Do you require the services of a personal injury lawyer? While many people handle minor injury cases on their own to save money on legal bills, difficult situations frequently benefit from a lawyer's experience and expertise.
Personal injury claims can be made in a wide variety of circumstances and for various types of accidents. You might be hurt in a road accident, fell on somebody's property, or were attacked by a neighbor's dog. All of these are considered personal injuries, and the severity of your injury can significantly impact the way your claim is processed.
In some instances, you may be able to handle a claim against the other party on your own Small Claims Court or through insurance. On other occasions, you may wish to consult with and retain the services of a trained legal practitioner. It is entirely dependent on the extent of the legal circumstances surrounding the accident and your injuries.
Trying to settle a claim on your own and then hiring a lawyer may complicate the process, so it is critical to understand your capabilities and the consequences of mishandling your case. Suppose you are unsure how to handle a claim; in that case, you may wish to call an attorney immediately after the incident for a consultation to determine whether the expense of a lawyer is justified.
Here are some instances in which you might be able to manage a matter without the assistance of a personal injury lawyer:
You got involved in a car accident but suffered only minor or no injuries.
The most commonly encountered types of cases concern injuries sustained in car accidents. Filing a claim of your own or the other party's insurance company will frequently result in efficient and sufficient reimbursement to cover the expenses of your car repair and any medical expenditures incurred as a result of the collision. If this is the case and you are content with the insurance claim's coverage and service, there may be no need to contact an attorney or seek additional legal guidance.
You are living in a “no-fault” state.
The no-fault rule precludes you from suing unless your injuries reach a particular threshold (the cost of treating them or determined either by the nature of the injuries, depending on where you live). Due to the fact that you can only claim costs through your own personal injury protection coverage in a no-fault claim, engaging a lawyer for minor injuries may be unnecessary.
You have already obtained the maximum allowable amount.
Insurance providers will only pay claims up to the insurance limitations specified in the policy. This means that if the person who injured you does have a $100,000 coverage with a $100,000 maximum payout and you have been granted a $100,000 settlement, even obtaining a greater verdict may be ineffective.
You are confident in your ability to be able to negotiate with an adjuster effectively.
You may not need to see a lawyer if you are comfortable and confident enough to deal with an insurance provider on your own to get a settlement figure that you believe is reasonable.

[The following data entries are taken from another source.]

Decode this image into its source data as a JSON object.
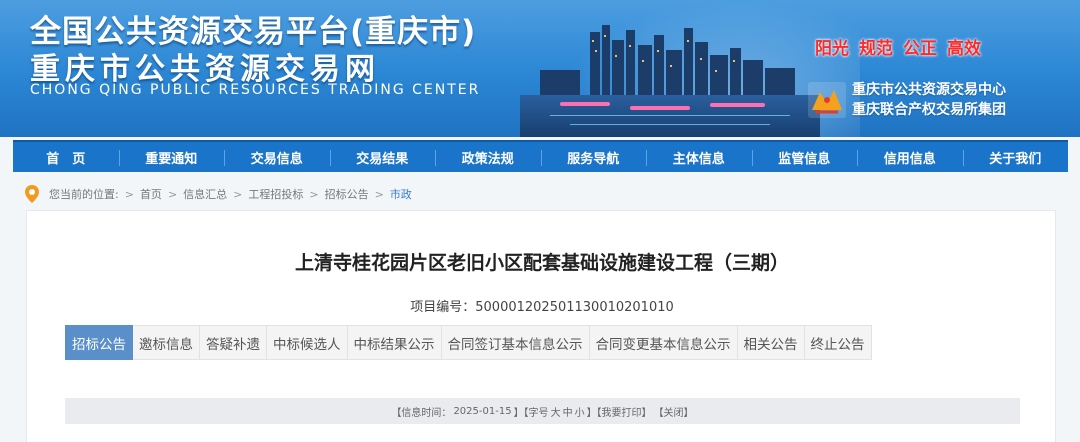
{
  "header": {
    "title_cn_line1": "全国公共资源交易平台(重庆市)",
    "title_cn_line2": "重庆市公共资源交易网",
    "title_en": "CHONG QING PUBLIC RESOURCES TRADING CENTER",
    "slogans": [
      "阳光",
      "规范",
      "公正",
      "高效"
    ],
    "org_line1": "重庆市公共资源交易中心",
    "org_line2": "重庆联合产权交易所集团"
  },
  "nav": {
    "items": [
      "首　页",
      "重要通知",
      "交易信息",
      "交易结果",
      "政策法规",
      "服务导航",
      "主体信息",
      "监管信息",
      "信用信息",
      "关于我们"
    ]
  },
  "breadcrumb": {
    "prefix": "您当前的位置:",
    "items": [
      "首页",
      "信息汇总",
      "工程招投标",
      "招标公告",
      "市政"
    ],
    "separator": ">"
  },
  "document": {
    "title": "上清寺桂花园片区老旧小区配套基础设施建设工程（三期）",
    "project_no_label": "项目编号：",
    "project_no": "500001202501130010201010"
  },
  "tabs": {
    "items": [
      "招标公告",
      "邀标信息",
      "答疑补遗",
      "中标候选人",
      "中标结果公示",
      "合同签订基本信息公示",
      "合同变更基本信息公示",
      "相关公告",
      "终止公告"
    ],
    "active_index": 0
  },
  "info_bar": {
    "time_label": "【信息时间：",
    "time_value": "2025-01-15",
    "font_label": "】【字号",
    "font_large": "大",
    "font_medium": "中",
    "font_small": "小",
    "print_label": "】【我要打印】",
    "close_label": "【关闭】"
  },
  "colors": {
    "nav_bg": "#1a74c9",
    "active_tab": "#5a8fc9",
    "slogan": "#ff2a2a",
    "pin": "#f39a1e"
  }
}
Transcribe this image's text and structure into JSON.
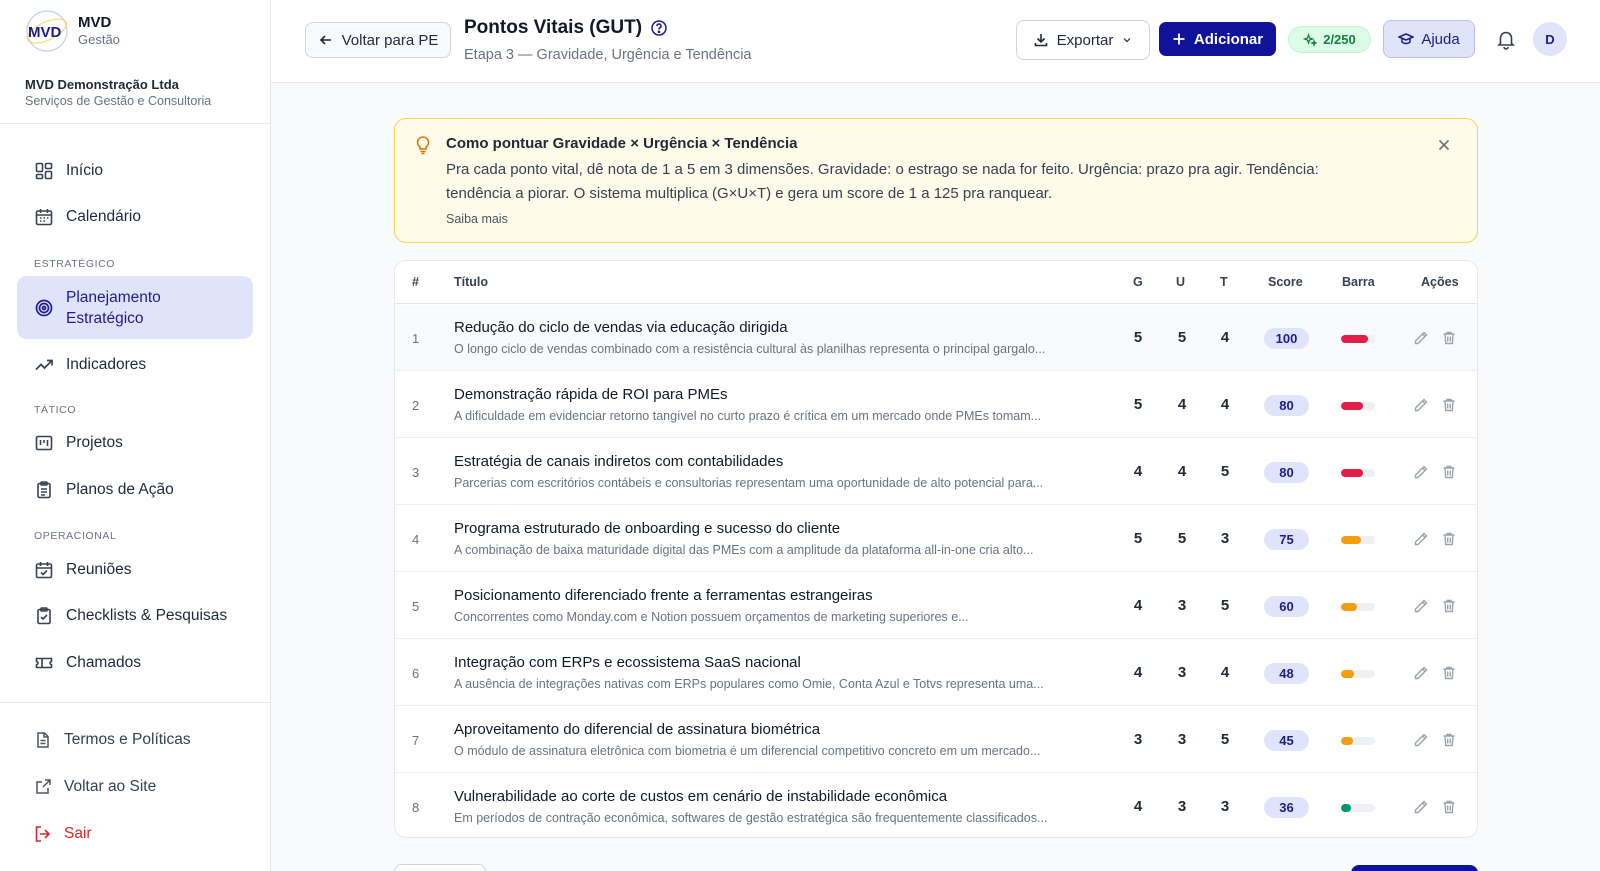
{
  "brand": {
    "name": "MVD",
    "subtitle": "Gestão",
    "logo_text": "MVD"
  },
  "company": {
    "name": "MVD Demonstração Ltda",
    "tagline": "Serviços de Gestão e Consultoria"
  },
  "sidebar": {
    "top_items": [
      {
        "label": "Início",
        "icon": "dashboard-icon"
      },
      {
        "label": "Calendário",
        "icon": "calendar-icon"
      }
    ],
    "sections": [
      {
        "title": "ESTRATÉGICO",
        "items": [
          {
            "label": "Planejamento Estratégico",
            "icon": "target-icon",
            "active": true
          },
          {
            "label": "Indicadores",
            "icon": "trending-up-icon"
          }
        ]
      },
      {
        "title": "TÁTICO",
        "items": [
          {
            "label": "Projetos",
            "icon": "kanban-icon"
          },
          {
            "label": "Planos de Ação",
            "icon": "clipboard-list-icon"
          }
        ]
      },
      {
        "title": "OPERACIONAL",
        "items": [
          {
            "label": "Reuniões",
            "icon": "calendar-check-icon"
          },
          {
            "label": "Checklists & Pesquisas",
            "icon": "clipboard-check-icon"
          },
          {
            "label": "Chamados",
            "icon": "ticket-icon"
          }
        ]
      }
    ],
    "footer": [
      {
        "label": "Termos e Políticas",
        "icon": "document-icon"
      },
      {
        "label": "Voltar ao Site",
        "icon": "external-link-icon"
      },
      {
        "label": "Sair",
        "icon": "logout-icon"
      }
    ]
  },
  "header": {
    "back_label": "Voltar para PE",
    "title": "Pontos Vitais (GUT)",
    "subtitle": "Etapa 3 — Gravidade, Urgência e Tendência",
    "export_label": "Exportar",
    "add_label": "Adicionar",
    "credits": "2/250",
    "help_label": "Ajuda",
    "avatar_initial": "D"
  },
  "banner": {
    "title": "Como pontuar Gravidade × Urgência × Tendência",
    "text": "Pra cada ponto vital, dê nota de 1 a 5 em 3 dimensões. Gravidade: o estrago se nada for feito. Urgência: prazo pra agir. Tendência: tendência a piorar. O sistema multiplica (G×U×T) e gera um score de 1 a 125 pra ranquear.",
    "link": "Saiba mais"
  },
  "table": {
    "headers": {
      "num": "#",
      "title": "Título",
      "g": "G",
      "u": "U",
      "t": "T",
      "score": "Score",
      "bar": "Barra",
      "actions": "Ações"
    },
    "rows": [
      {
        "num": "1",
        "title": "Redução do ciclo de vendas via educação dirigida",
        "desc": "O longo ciclo de vendas combinado com a resistência cultural às planilhas representa o principal gargalo...",
        "g": "5",
        "u": "5",
        "t": "4",
        "score": "100",
        "bar_fraction": 0.8,
        "bar_color": "#e11d48"
      },
      {
        "num": "2",
        "title": "Demonstração rápida de ROI para PMEs",
        "desc": "A dificuldade em evidenciar retorno tangível no curto prazo é crítica em um mercado onde PMEs tomam...",
        "g": "5",
        "u": "4",
        "t": "4",
        "score": "80",
        "bar_fraction": 0.64,
        "bar_color": "#e11d48"
      },
      {
        "num": "3",
        "title": "Estratégia de canais indiretos com contabilidades",
        "desc": "Parcerias com escritórios contábeis e consultorias representam uma oportunidade de alto potencial para...",
        "g": "4",
        "u": "4",
        "t": "5",
        "score": "80",
        "bar_fraction": 0.64,
        "bar_color": "#e11d48"
      },
      {
        "num": "4",
        "title": "Programa estruturado de onboarding e sucesso do cliente",
        "desc": "A combinação de baixa maturidade digital das PMEs com a amplitude da plataforma all-in-one cria alto...",
        "g": "5",
        "u": "5",
        "t": "3",
        "score": "75",
        "bar_fraction": 0.6,
        "bar_color": "#f59e0b"
      },
      {
        "num": "5",
        "title": "Posicionamento diferenciado frente a ferramentas estrangeiras",
        "desc": "Concorrentes como Monday.com e Notion possuem orçamentos de marketing superiores e...",
        "g": "4",
        "u": "3",
        "t": "5",
        "score": "60",
        "bar_fraction": 0.48,
        "bar_color": "#f59e0b"
      },
      {
        "num": "6",
        "title": "Integração com ERPs e ecossistema SaaS nacional",
        "desc": "A ausência de integrações nativas com ERPs populares como Omie, Conta Azul e Totvs representa uma...",
        "g": "4",
        "u": "3",
        "t": "4",
        "score": "48",
        "bar_fraction": 0.38,
        "bar_color": "#f59e0b"
      },
      {
        "num": "7",
        "title": "Aproveitamento do diferencial de assinatura biométrica",
        "desc": "O módulo de assinatura eletrônica com biometria é um diferencial competitivo concreto em um mercado...",
        "g": "3",
        "u": "3",
        "t": "5",
        "score": "45",
        "bar_fraction": 0.36,
        "bar_color": "#f59e0b"
      },
      {
        "num": "8",
        "title": "Vulnerabilidade ao corte de custos em cenário de instabilidade econômica",
        "desc": "Em períodos de contração econômica, softwares de gestão estratégica são frequentemente classificados...",
        "g": "4",
        "u": "3",
        "t": "3",
        "score": "36",
        "bar_fraction": 0.29,
        "bar_color": "#059669"
      }
    ]
  }
}
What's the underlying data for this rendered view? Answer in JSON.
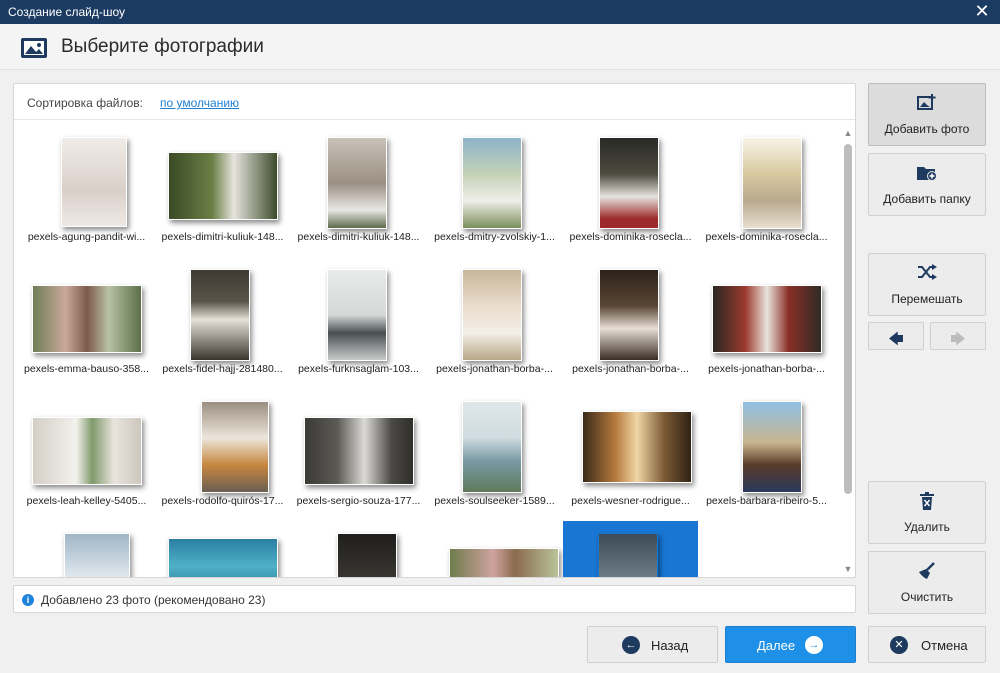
{
  "window": {
    "title": "Создание слайд-шоу"
  },
  "header": {
    "title": "Выберите фотографии",
    "icon": "picture-icon"
  },
  "sort": {
    "label": "Сортировка файлов:",
    "value": "по умолчанию"
  },
  "photos": [
    "pexels-agung-pandit-wi...",
    "pexels-dimitri-kuliuk-148...",
    "pexels-dimitri-kuliuk-148...",
    "pexels-dmitry-zvolskiy-1...",
    "pexels-dominika-rosecla...",
    "pexels-dominika-rosecla...",
    "pexels-emma-bauso-358...",
    "pexels-fidel-hajj-281480...",
    "pexels-furknsaglam-103...",
    "pexels-jonathan-borba-...",
    "pexels-jonathan-borba-...",
    "pexels-jonathan-borba-...",
    "pexels-leah-kelley-5405...",
    "pexels-rodolfo-quirós-17...",
    "pexels-sergio-souza-177...",
    "pexels-soulseeker-1589...",
    "pexels-wesner-rodrigue...",
    "pexels-barbara-ribeiro-5..."
  ],
  "status": {
    "text": "Добавлено 23 фото (рекомендовано 23)"
  },
  "side": {
    "add_photo": "Добавить фото",
    "add_folder": "Добавить папку",
    "shuffle": "Перемешать",
    "delete": "Удалить",
    "clear": "Очистить"
  },
  "nav": {
    "back": "Назад",
    "next": "Далее",
    "cancel": "Отмена"
  },
  "colors": {
    "titlebar": "#1c3b63",
    "accent": "#1e90e8",
    "link": "#1f7fd1",
    "selection": "#1976d2"
  }
}
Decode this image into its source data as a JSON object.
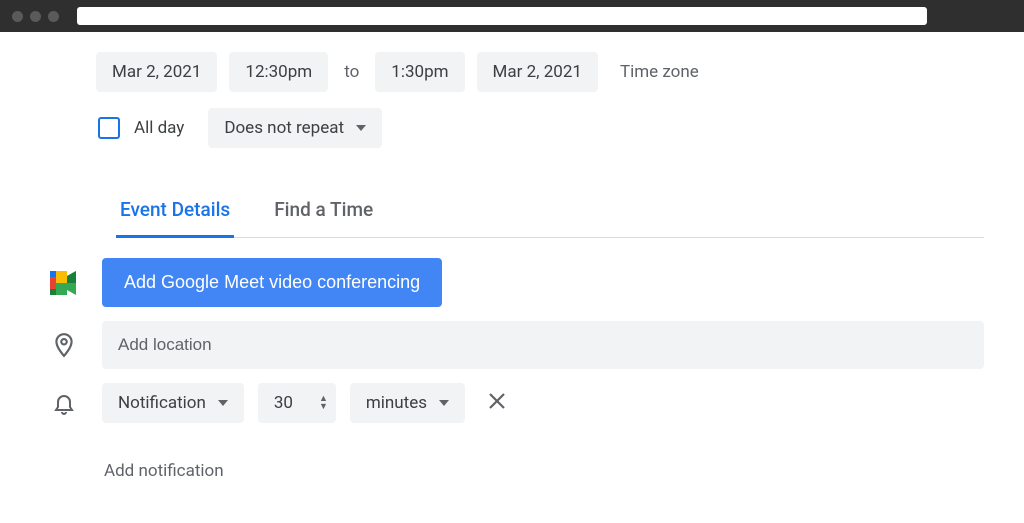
{
  "datetime": {
    "start_date": "Mar 2, 2021",
    "start_time": "12:30pm",
    "to_label": "to",
    "end_time": "1:30pm",
    "end_date": "Mar 2, 2021",
    "timezone_label": "Time zone"
  },
  "allday": {
    "label": "All day",
    "checked": false
  },
  "recurrence": {
    "value": "Does not repeat"
  },
  "tabs": {
    "details": "Event Details",
    "findtime": "Find a Time"
  },
  "meet": {
    "button_label": "Add Google Meet video conferencing"
  },
  "location": {
    "placeholder": "Add location",
    "value": ""
  },
  "notification": {
    "type": "Notification",
    "value": "30",
    "unit": "minutes",
    "add_label": "Add notification"
  }
}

When Should You Engage the Service of a Personal Injury Lawyer?
The insurance company that you are filing a claim with may have lawyers representing and defending them.
Lawyers are experts who devote years and innumerable hours to learning the nuances of the law and acquiring expertise in order to defend their clients best. If the insurance provider or the entity you are suing has legal representation, you may also want to consider it.
You have serious injuries.
Some individuals are hesitant to retain the services of an attorney for injuries that appear to be minor. For instance, if you are involved in a car accident and get a bruised arm and a few scratches, you may decide that it is not necessary to retain the services of a personal injury lawyer. And when the opposing driver's insurance company offers to shoulder your medical bills and provides you with a few hundred dollars in additional compensation, it may not be worth the bother of locating legal representation.
However, there are several reasons why you should consider calling or having a consultation with an attorney, even if your injuries appear to be minor.
Minor injuries can become serious.
Suppose your injuries prove to be more severe than you and your physician anticipated, and you just made a settlement deal; in that case, there is nothing you can do because you must waive all future claims originating from the accident once you agree. A skilled lawyer would advise you to delay accepting an offer until you have determined the full amount of your injuries and will assist you in determining the appropriate time to accept offers.
You are entitled to damages for "pain and suffering."
If your case goes to trial, a jury will consider suffering, pain, and emotional distress damages, and hence a settlement that excludes these types of damages may not be complete. Your attorney can explain all possible losses, even for seemingly minor injuries, and can argue in your favor to ensure you receive a fair settlement.
Cases of Minor Injuries vs. Serious Injuries
Whenever you have significant injuries, you should retain the services of an attorney. The reasons for this are the following:
- A lawyer will be able to help you in obtaining the full amount of damages to which you are entitled.
- Attorneys are skilled negotiators who could maximize your recovery.
- When you are represented by an attorney, insurers, and defendants will consider your claim more seriously.
You have a conflict of interest with your insurance company.
Many people do not hire their own lawyer because they have insurance or that the opposing party does. You may assume that insurance providers are looking out for your best interests. However, in many instances, an insurance company's interests conflict with yours:
- Your primary objective is to obtain the highest potential damage award to console you for your ordeal.
- Insurance companies' principal objective is to pay out as little as possible in order to maximize their earnings.